Genauso, wie es passiert, dass a) schuldige Vergewaltiger nicht angeklagt oder verurteilt werden (Beispiele oben), kann und wird es auch im besten Rechtssystem passieren, dass b) Unschuldige als Sexualverbrecher verurteilt werden. Das ist ein Fakt, mit dem wir leben müssen. "Toleranzschwelle" gibt es deswegen keine, weil wir mangels Allwissenheit naturgemäß nicht genau quantifizieren können, wie viele Fehler der Typen a oder b es gibt.
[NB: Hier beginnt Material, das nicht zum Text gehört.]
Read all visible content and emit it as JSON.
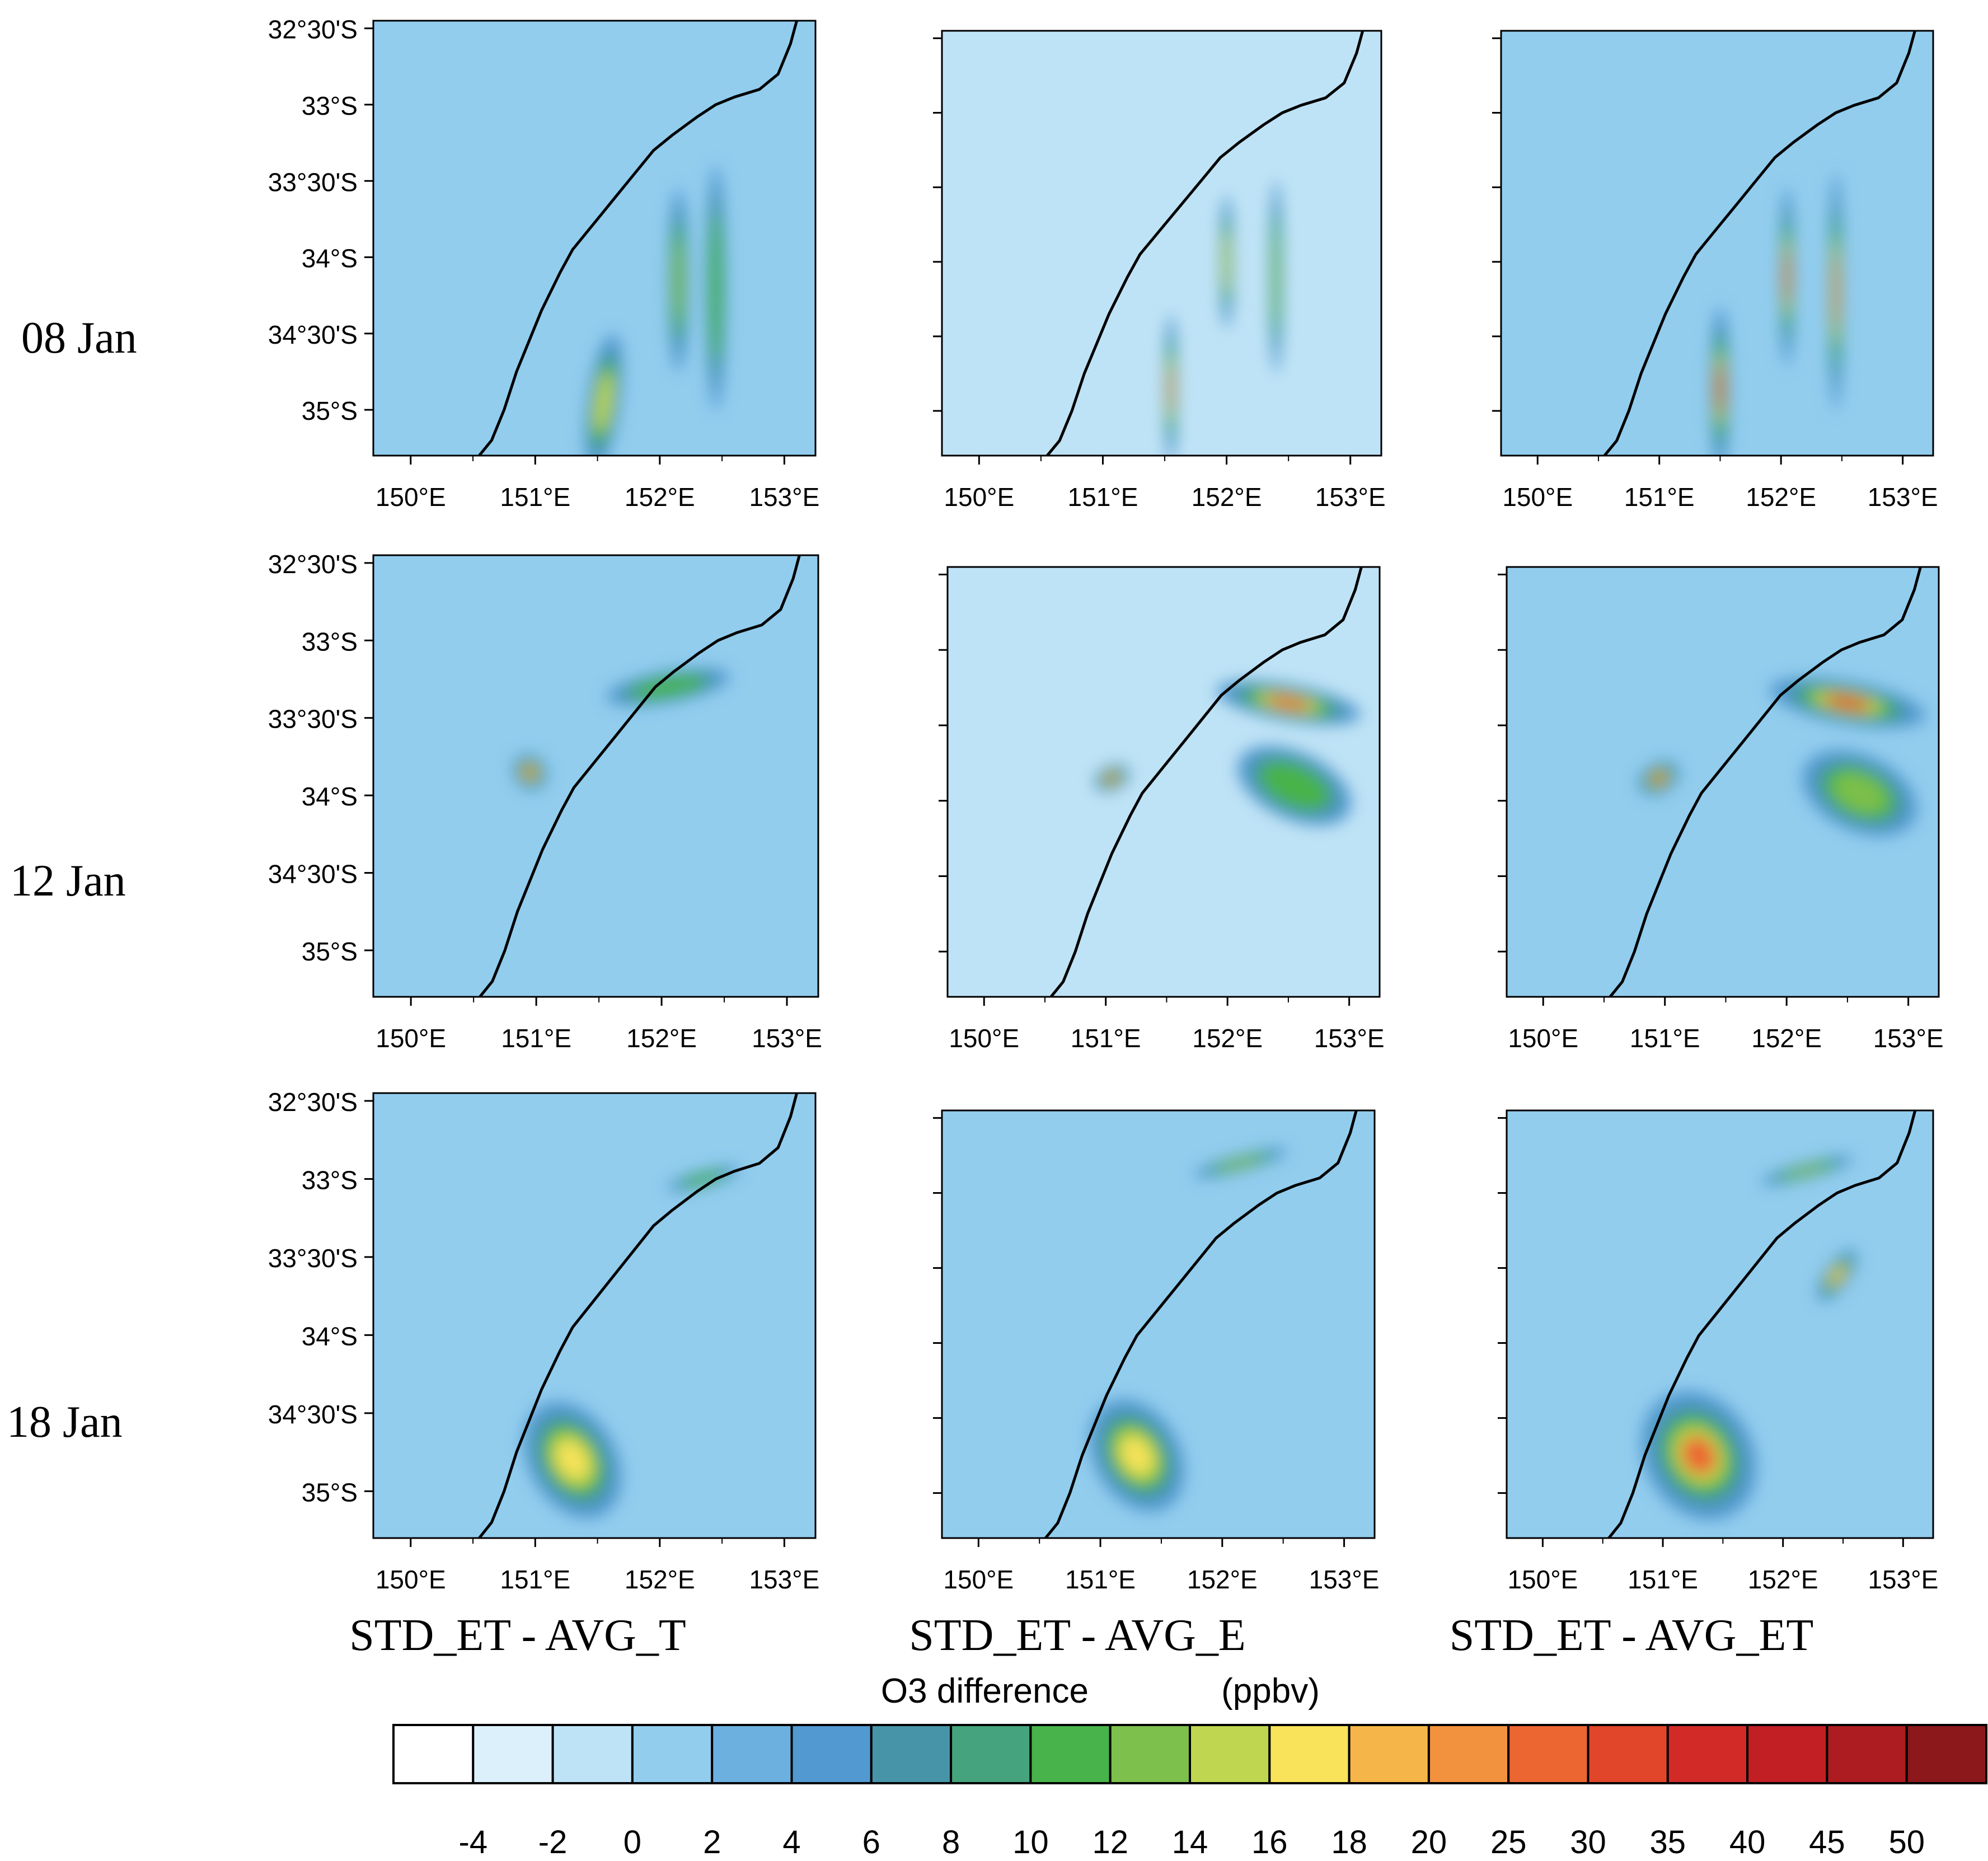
{
  "rows": [
    {
      "label": "08 Jan",
      "panels": [
        {
          "column": "STD_ET - AVG_T",
          "background": "#92cdee",
          "features": [
            {
              "lon": 151.55,
              "lat": -34.95,
              "rlon": 0.13,
              "rlat": 0.45,
              "rot": 8,
              "level": 14
            },
            {
              "lon": 152.15,
              "lat": -34.15,
              "rlon": 0.08,
              "rlat": 0.6,
              "rot": 0,
              "level": 12
            },
            {
              "lon": 152.45,
              "lat": -34.2,
              "rlon": 0.08,
              "rlat": 0.8,
              "rot": 0,
              "level": 10
            }
          ]
        },
        {
          "column": "STD_ET - AVG_E",
          "background": "#bfe3f6",
          "features": [
            {
              "lon": 151.55,
              "lat": -34.85,
              "rlon": 0.05,
              "rlat": 0.5,
              "rot": 0,
              "level": 20
            },
            {
              "lon": 152.0,
              "lat": -34.0,
              "rlon": 0.05,
              "rlat": 0.45,
              "rot": 0,
              "level": 14
            },
            {
              "lon": 152.4,
              "lat": -34.1,
              "rlon": 0.05,
              "rlat": 0.65,
              "rot": 0,
              "level": 12
            }
          ]
        },
        {
          "column": "STD_ET - AVG_ET",
          "background": "#92cdee",
          "features": [
            {
              "lon": 151.5,
              "lat": -34.85,
              "rlon": 0.08,
              "rlat": 0.55,
              "rot": 0,
              "level": 30
            },
            {
              "lon": 152.05,
              "lat": -34.1,
              "rlon": 0.06,
              "rlat": 0.6,
              "rot": 0,
              "level": 25
            },
            {
              "lon": 152.45,
              "lat": -34.2,
              "rlon": 0.06,
              "rlat": 0.8,
              "rot": 0,
              "level": 20
            }
          ]
        }
      ]
    },
    {
      "label": "12 Jan",
      "panels": [
        {
          "column": "STD_ET - AVG_T",
          "background": "#92cdee",
          "features": [
            {
              "lon": 150.95,
              "lat": -33.85,
              "rlon": 0.13,
              "rlat": 0.12,
              "rot": -35,
              "level": 25
            },
            {
              "lon": 152.05,
              "lat": -33.3,
              "rlon": 0.5,
              "rlat": 0.1,
              "rot": -10,
              "level": 10
            }
          ]
        },
        {
          "column": "STD_ET - AVG_E",
          "background": "#bfe3f6",
          "features": [
            {
              "lon": 151.05,
              "lat": -33.85,
              "rlon": 0.15,
              "rlat": 0.08,
              "rot": -25,
              "level": 30
            },
            {
              "lon": 152.5,
              "lat": -33.35,
              "rlon": 0.6,
              "rlat": 0.12,
              "rot": 10,
              "level": 25
            },
            {
              "lon": 152.55,
              "lat": -33.9,
              "rlon": 0.5,
              "rlat": 0.22,
              "rot": 25,
              "level": 10
            }
          ]
        },
        {
          "column": "STD_ET - AVG_ET",
          "background": "#92cdee",
          "features": [
            {
              "lon": 150.95,
              "lat": -33.85,
              "rlon": 0.18,
              "rlat": 0.1,
              "rot": -30,
              "level": 30
            },
            {
              "lon": 152.5,
              "lat": -33.35,
              "rlon": 0.65,
              "rlat": 0.14,
              "rot": 10,
              "level": 30
            },
            {
              "lon": 152.6,
              "lat": -33.95,
              "rlon": 0.5,
              "rlat": 0.25,
              "rot": 25,
              "level": 12
            }
          ]
        }
      ]
    },
    {
      "label": "18 Jan",
      "panels": [
        {
          "column": "STD_ET - AVG_T",
          "background": "#92cdee",
          "features": [
            {
              "lon": 151.3,
              "lat": -34.8,
              "rlon": 0.35,
              "rlat": 0.4,
              "rot": -30,
              "level": 16
            },
            {
              "lon": 152.35,
              "lat": -33.0,
              "rlon": 0.3,
              "rlat": 0.05,
              "rot": -15,
              "level": 10
            }
          ]
        },
        {
          "column": "STD_ET - AVG_E",
          "background": "#92cdee",
          "features": [
            {
              "lon": 151.3,
              "lat": -34.75,
              "rlon": 0.35,
              "rlat": 0.4,
              "rot": -30,
              "level": 16
            },
            {
              "lon": 152.15,
              "lat": -32.8,
              "rlon": 0.4,
              "rlat": 0.05,
              "rot": -15,
              "level": 12
            }
          ]
        },
        {
          "column": "STD_ET - AVG_ET",
          "background": "#92cdee",
          "features": [
            {
              "lon": 151.3,
              "lat": -34.75,
              "rlon": 0.45,
              "rlat": 0.45,
              "rot": -30,
              "level": 25
            },
            {
              "lon": 152.45,
              "lat": -33.55,
              "rlon": 0.25,
              "rlat": 0.08,
              "rot": -55,
              "level": 18
            },
            {
              "lon": 152.2,
              "lat": -32.85,
              "rlon": 0.4,
              "rlat": 0.05,
              "rot": -15,
              "level": 12
            }
          ]
        }
      ]
    }
  ],
  "columns": [
    "STD_ET - AVG_T",
    "STD_ET - AVG_E",
    "STD_ET - AVG_ET"
  ],
  "lon_ticks": [
    "150°E",
    "151°E",
    "152°E",
    "153°E"
  ],
  "lat_ticks": [
    "32°30'S",
    "33°S",
    "33°30'S",
    "34°S",
    "34°30'S",
    "35°S"
  ],
  "lon_range": [
    149.7,
    153.25
  ],
  "lat_range": [
    -35.3,
    -32.45
  ],
  "colorbar": {
    "title": "O3 difference",
    "units": "(ppbv)",
    "labels": [
      "-4",
      "-2",
      "0",
      "2",
      "4",
      "6",
      "8",
      "10",
      "12",
      "14",
      "16",
      "18",
      "20",
      "25",
      "30",
      "35",
      "40",
      "45",
      "50"
    ],
    "levels": [
      -4,
      -2,
      0,
      2,
      4,
      6,
      8,
      10,
      12,
      14,
      16,
      18,
      20,
      25,
      30,
      35,
      40,
      45,
      50
    ],
    "colors": [
      "#ffffff",
      "#dcf0fb",
      "#bfe3f6",
      "#92cdee",
      "#6cb0e0",
      "#5299d1",
      "#4794a8",
      "#45a37d",
      "#47b34a",
      "#7dc04b",
      "#bfd650",
      "#f8e35a",
      "#f5b548",
      "#f2923e",
      "#ec6631",
      "#e1462a",
      "#d22b27",
      "#c11f24",
      "#ad1c20",
      "#8c181b"
    ]
  },
  "coastline": [
    [
      153.1,
      -32.45
    ],
    [
      153.05,
      -32.6
    ],
    [
      153.0,
      -32.7
    ],
    [
      152.95,
      -32.8
    ],
    [
      152.8,
      -32.9
    ],
    [
      152.6,
      -32.95
    ],
    [
      152.45,
      -33.0
    ],
    [
      152.3,
      -33.08
    ],
    [
      152.1,
      -33.2
    ],
    [
      151.95,
      -33.3
    ],
    [
      151.8,
      -33.45
    ],
    [
      151.65,
      -33.6
    ],
    [
      151.5,
      -33.75
    ],
    [
      151.3,
      -33.95
    ],
    [
      151.2,
      -34.1
    ],
    [
      151.05,
      -34.35
    ],
    [
      150.95,
      -34.55
    ],
    [
      150.85,
      -34.75
    ],
    [
      150.75,
      -35.0
    ],
    [
      150.65,
      -35.2
    ],
    [
      150.55,
      -35.3
    ]
  ]
}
Die Lösung für diese unbefriedigende Situation ist das Konzept des fairen Strafverfahrens, wo dem Beschuldigten Waffengleichheit mit den staatlichen Anklagebehörden zu gewährleisten ist. In dieser Situation geht der Staat bewusst das Risiko ein, dass mehr Fehler vom Typ a passieren, um Fehler vom Typ b zu minimieren. Gleichzeitig erhebt jedoch der Staat den Anspruch, dass Verbrechen nicht straflos bleiben. Auch Opfer von Verbrechen habe darauf Anspruch - nicht nur zur Befriedigung von Rachegelüsten, sondern um Verbrechen durch glaubhaft exekutierbare Strafandrohungen einzudämmen. Daher muss das Verfahren sicher stellen, dass nicht "zu viele" Fehler vom Typ a passieren. Ein jedes praktische System wird also die Mechanismen so gestalten, dass die Möglichkeiten für diese beiden Fehler gegeneinander abgewogen werden.
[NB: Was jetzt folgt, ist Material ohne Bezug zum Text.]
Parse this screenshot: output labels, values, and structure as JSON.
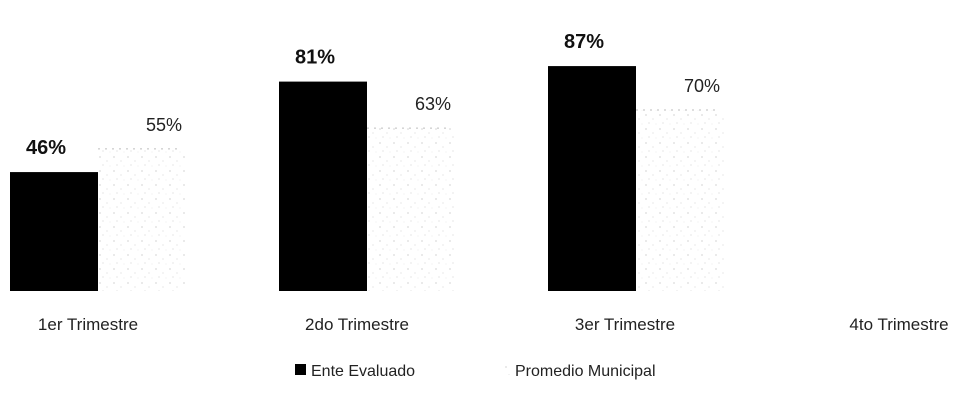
{
  "chart_data": {
    "type": "bar",
    "categories": [
      "1er Trimestre",
      "2do Trimestre",
      "3er Trimestre",
      "4to Trimestre"
    ],
    "series": [
      {
        "name": "Ente Evaluado",
        "values": [
          46,
          81,
          87,
          null
        ],
        "labels": [
          "46%",
          "81%",
          "87%",
          ""
        ],
        "color": "#000000"
      },
      {
        "name": "Promedio Municipal",
        "values": [
          55,
          63,
          70,
          null
        ],
        "labels": [
          "55%",
          "63%",
          "70%",
          ""
        ],
        "color": "#ffffff"
      }
    ],
    "ylim": [
      0,
      100
    ],
    "grid": false,
    "legend": "bottom-center"
  }
}
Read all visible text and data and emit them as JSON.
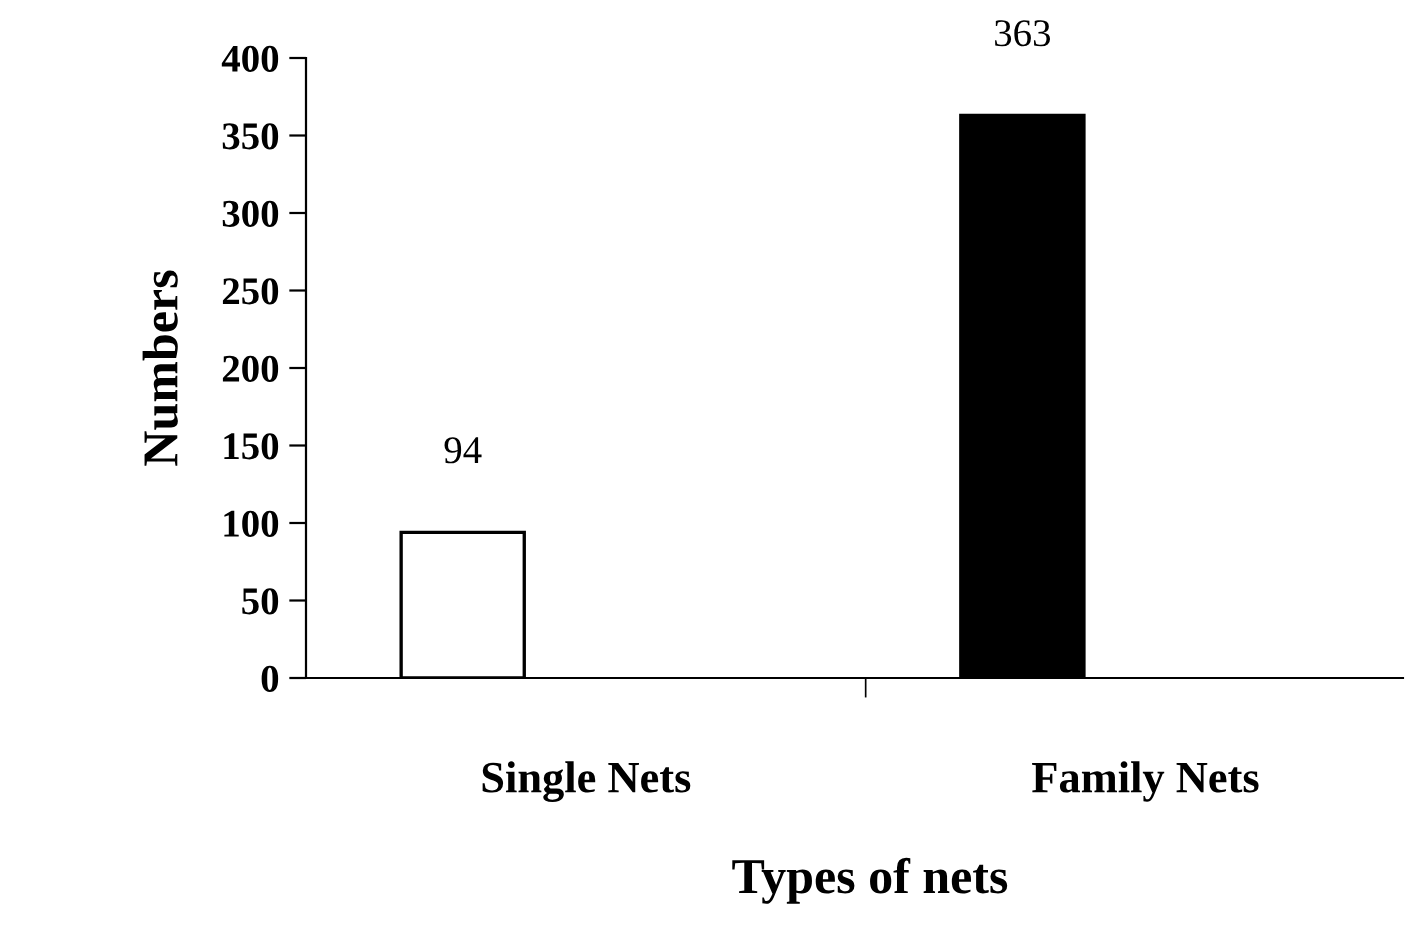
{
  "chart_data": {
    "type": "bar",
    "xlabel": "Types of nets",
    "ylabel": "Numbers",
    "categories": [
      "Single Nets",
      "Family Nets"
    ],
    "values": [
      94,
      363
    ],
    "colors": [
      "#ffffff",
      "#000000"
    ],
    "ylim": [
      0,
      400
    ],
    "yticks": [
      0,
      50,
      100,
      150,
      200,
      250,
      300,
      350,
      400
    ],
    "data_labels": true,
    "grid": false,
    "legend": false
  }
}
Bei dieser Balance stehen aber naturgemäß die Interessen zweier Opfergruppen gegeneinander, nämlich die potenziellen Opfer von Verbrechen und die potenziellen Opfer von Justizirrtümern. Ich spiele diese Gruppen also im obigen Beitrag nicht im Sinn von billiger Polemik gegeneinander aus, sondern ich erinnere nur daran, dass jede Verschiebung der Waagschale zugunsten der Gruppe der potenziellen Justizopfer gleichzeitig und notwendig zu Lasten der potenziellen Verbrechensopfer erfolgen wird. Eine Diskussion sollte also immer die drei Interessen - Staat, Opfer und Beschuldigter - gleichzeitig im Auge behalten, was in diesem Thread - nach meinem Eindruck krass - vernachlässigt wurde.
Wenn aber jemand Vorschläge für eine Win-Win Situation hat, besserer Opferschutz bei gleichzeitiger Verringerung der Fehlurteile, dann sollte dies unbedingt gepostet - aber auch begründet - werden! Ein Vorschlag wäre zum Beispiel, auch bei Verbrechen gegen die sexuelle Integrität die Aussage des Opfers durch forensische Sachbeweise zu untermauern - so wie es im Fall DSK in NY passiert: Suche nach Verletzungen von einem Kampf, Identifizierung von Spuren im Hotelzimmer, auf der Kleidung usw. Das ist zwar teuer, aber dann ist zumindest klar, dass ein Sexualakt tatsächlich stattgefunden hat, und auch ein Gutachter kann nicht mehr das Gerücht von einer psychischen Störung aufbringen, wonach das angebliche Opfer sich alles eingebildet habe. Umgekehrt wird es keine Anklage geben, wenn diese Sachbeweise die Beschuldigungen widerlegen.